GigaIO releases FabreX 2.2, offering scalability over a PCIe fabric for AI workloads
GigaIO announced FabreX release 2.2, the native PCI Express (PCIe) Gen4 universal dynamic fabric, which supports NVMe-oF, GDR, MPI, and TCP/IP.
This new release introduces an industry first in scalability over a PCIe fabric for AI workloads by enabling the creation of composable GigaPods and GigaClusters with cascaded and interlinked switches.
In addition, FabreX 2.2 delivers performance improvements of up to 30% across all server-to-server communications through new and improved DMA implementations.
Intel, WWT, and GigaIO will be discussing in an upcoming virtual roundtable on April 27th how the new scalability challenges for AI workloads can be met through next-gen high performance solutions like Optane and FabreX.
By breaking the barrier of the server box, GigaIO’s technology enables the entire rack to be treated as the compute unit. All I/O resources normally located inside the server (GPUs, FPGAs, Optane high performance storage) can now be pooled in accelerator or storage appliances where they are available to all the servers in the rack.
Components such as Intel Optane SSDs continue to communicate over native PCIe (and CXL in the future), as they would if they were still plugged into the server motherboard, for the lowest possible latency and highest performance.

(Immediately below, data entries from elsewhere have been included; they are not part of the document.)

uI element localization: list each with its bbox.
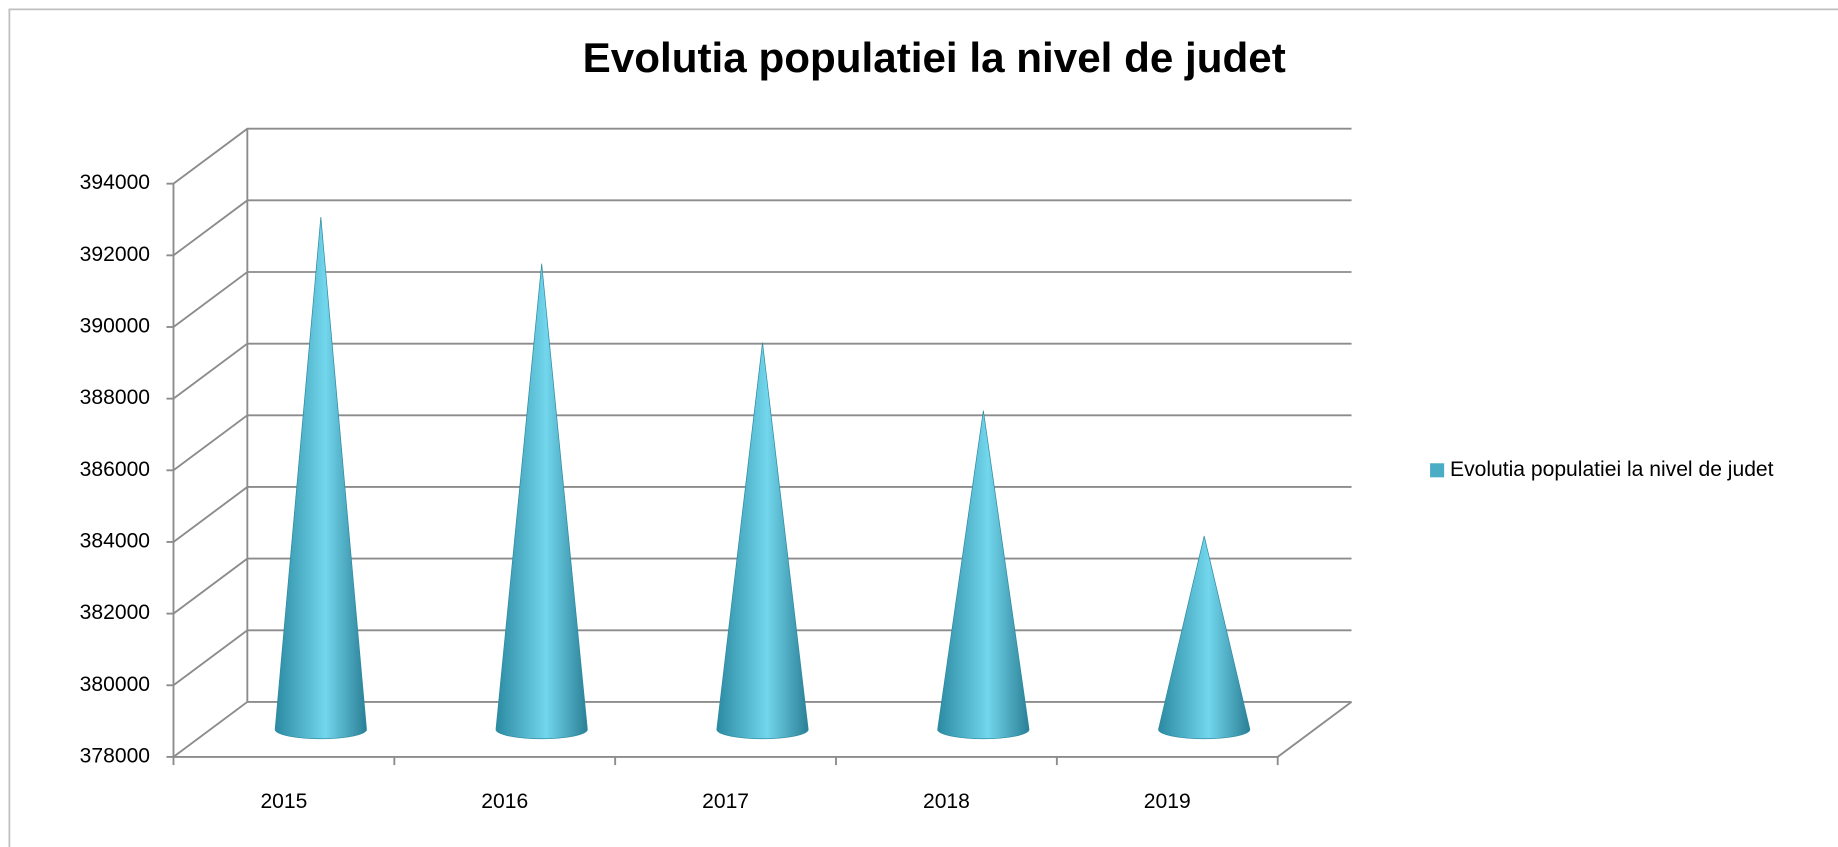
y-tick-label: 382000: [80, 601, 150, 624]
grid-line: [172, 271, 1352, 328]
cone: [1158, 535, 1251, 740]
grid-line: [172, 342, 1352, 400]
legend-swatch: [1430, 463, 1445, 478]
y-tick-label: 388000: [80, 386, 150, 409]
x-tick-label: 2017: [702, 790, 749, 813]
cone: [716, 342, 809, 740]
x-tick-label: 2018: [923, 790, 970, 813]
cone: [274, 217, 367, 740]
chart-title: Evolutia populatiei la nivel de judet: [583, 34, 1286, 81]
x-tick-label: 2019: [1144, 790, 1191, 813]
grid-line: [172, 127, 1352, 185]
y-tick-label: 392000: [80, 243, 150, 266]
grid-line: [172, 199, 1352, 257]
y-tick-label: 378000: [80, 744, 150, 767]
y-tick-label: 390000: [80, 315, 150, 338]
y-tick-label: 386000: [80, 458, 150, 481]
x-tick-label: 2015: [260, 790, 307, 813]
x-tick-label: 2016: [481, 790, 528, 813]
legend-label: Evolutia populatiei la nivel de judet: [1450, 458, 1774, 481]
y-tick-label: 380000: [80, 673, 150, 696]
cone: [495, 263, 588, 740]
cone: [937, 410, 1030, 740]
y-tick-label: 394000: [80, 171, 150, 194]
y-tick-label: 384000: [80, 530, 150, 553]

Now with FabreX 2.2, the basic compute unit, the GigaCell, can be extended to several racks.
This enables faster time to result since workloads run as if they were using components inside one server, but harness the power of many nodes, all communicating within one seamless universal fabric. Leaf and spine, dragonfly, and other scale-out topologies are fully supported.
“The GigaIO FabreX environment with Intel Optane SSDs is enabling scalable performance with significantly lower latency than other options for NVMe.
“The combination of the native PCIe fabric with Optane SSDs unleashes the potential of both solutions and IT organizations can realize performance benefits and reduced storage bottlenecks across the network,” said Kristie Mann, Senior Director of Product Management for Intel Optane.
Data center managers save the extra cost, complexity of set up, and maintenance burden of having several networks (such as InfiniBand and Ethernet) running in a rack with a “sea of NICs,” instead deploying PCIe outside the server using only PCIe switches.
FabreX’s dynamic disaggregation and composability capability means they can “pay as they grow,” scaling resources independently, instead of overprovisioning to plan their infrastructure years ahead.
Recognizing the breakthrough nature of this innovation and the benefits to their customers deploying AI in their data centers, World Wide Technology (WWT), one of the largest System Integrators in the world with over $13 billion in revenues, has now deployed GigaIO’s platform in their Advanced Technology Center (ATC), where customers can test drive the new scalability with GigaIO’s platform deployed with Intel Optane SSDs.
“WWT customers can now experience for themselves the ability and benefit to network Optane high performance storage across several servers without any performance or security penalty — all thanks to the FabreX PCIe universal fabric,” said Earl J. Dodd, Global HPC Business Practice leader at WWT.
”With our revolutionary technology, a true rack-scale system can be created with only PCIe as the network.
“The implication for HPC and AI workloads, which consume large amounts of accelerators and high-speed storage like Intel Optane SSDs to minimize time to results, is much faster computation, and the ability to run workloads which simply would not have been possible in the past,” said Alan Benjamin, CEO of GigaIO.
GigaIO further breaks one of the barriers to larger scale adoption of disaggregated infrastructure — vendor lock-in — by demonstrating a commitment to open standards: several off-the-shelf software options are available from a number of vendors to compose resources in FabreX, instead of yet another proprietary pane-of-glass and licensing fees.
Industry analyst Addison Snell of Intersect360 Research confirms the need for a composable universal fabric.
“With analytics, AI, and new technologies to consider, organizations are finding their IT infrastructure needs to span new dimensions of scalability: across different workloads, incorporating new processing and storage options, following multiple standards, at full performance,” said Snell.
“The data-centric composability of FabreX is aimed at solving this challenge, now and into the future.”